One feature I did not like was the way in which the y-axis leadscrew on the bed is exposed, and of course it very quickly collected swarf and dirt. My solution was to cover it with pieces of cloth that are taped down to suitable parts of the bed and carriage. They are a rather unsophisticated version of the bellows that one finds protecting industrial and toolroom mills.
Recently I have acquired a Sherline
rotary table with a proper worm drive, graduations, and various methods of workholding, and that has proved very useful for jobs like putting rounded ends on connecting rods. The other major piece of equipment is the
dividing head that I made for it, which allows me to make spoked wheel centres and all manner of fittings that have squares, hexagons, or circular bolt patterns.

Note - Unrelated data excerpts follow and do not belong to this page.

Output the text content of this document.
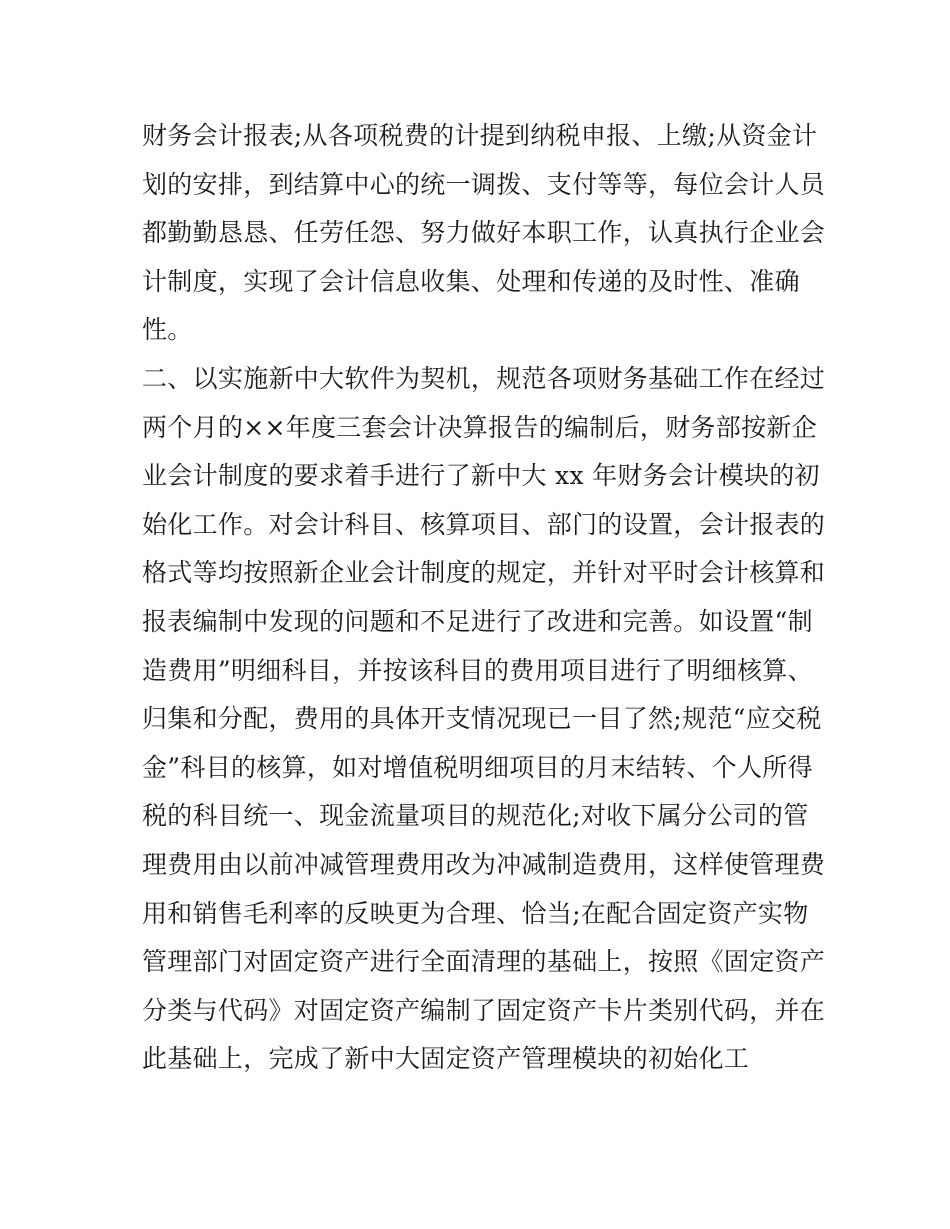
财务会计报表;从各项税费的计提到纳税申报、上缴;从资金计
划的安排，到结算中心的统一调拨、支付等等，每位会计人员
都勤勤恳恳、任劳任怨、努力做好本职工作，认真执行企业会
计制度，实现了会计信息收集、处理和传递的及时性、准确
性。
二、以实施新中大软件为契机，规范各项财务基础工作在经过
两个月的××年度三套会计决算报告的编制后，财务部按新企
业会计制度的要求着手进行了新中大 xx 年财务会计模块的初
始化工作。对会计科目、核算项目、部门的设置，会计报表的
格式等均按照新企业会计制度的规定，并针对平时会计核算和
报表编制中发现的问题和不足进行了改进和完善。如设置“制
造费用”明细科目，并按该科目的费用项目进行了明细核算、
归集和分配，费用的具体开支情况现已一目了然;规范“应交税
金”科目的核算，如对增值税明细项目的月末结转、个人所得
税的科目统一、现金流量项目的规范化;对收下属分公司的管
理费用由以前冲减管理费用改为冲减制造费用，这样使管理费
用和销售毛利率的反映更为合理、恰当;在配合固定资产实物
管理部门对固定资产进行全面清理的基础上，按照《固定资产
分类与代码》对固定资产编制了固定资产卡片类别代码，并在
此基础上，完成了新中大固定资产管理模块的初始化工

The mill can be fitted with a drill chuck so that I can drill small holes accurately. A sensitive vertical feed for this would be useful, unfortunately Sherline do not make this as an accessory but I have an idea that one day I might develop.
Another tempting thought is to convert it to CNC. If I were ever to do that, I would retire the
pantograph mill.
I had standardized on 6 mm shank FC3 ("throwaway") cutters for the pantograph mill, and I wanted to be able to use the same cutters in the Sherline mill. Sherline sell several cutter holders, but not for this size, so I made my own. The basis is an MT1 blank arbor (not the Sherline one, though it could have been). This was mounted in the lathe, taper outwards, and the taper section was reduced to length, drilled and tapped for the clamp bolt. It was then removed, reversed, and clamped directly into the lathe headstock, so that all subsequent machining would be exactly concentric. The arbor was drilled and carefully reamed to exactly 6 mm diameter, and the outside was turned to shape. The body was then cross-drilled and tapped for a set screw that bears on the flat on the cutter shank and locks the cutter in place. Finally, a small hole was cross-drilled so that it broke through into end of the central hole, to allow the air to escape when inserting the cutter, which is a very fine fit in the holder.
This last photo shows two useful tools for setting up work in the mill. Both are made from 6 mm diameter silver steel and fit into the cutter holder. One is a centre finder. The end was turned to a point with about a 60° included angle (not critical), and can be used to pick up a punch mark in the work to be machined. The other is an edge finder, for which the end was reduced to exactly half thickness by milling, filing, and eventually finishing on an oilstone, and it is used to pick up an edge. Once I know the centre is exactly aligned with the punch mark or the edge, I can use the x- and y-axis traverses to offset the cutter to the correct amount in order to make the cut.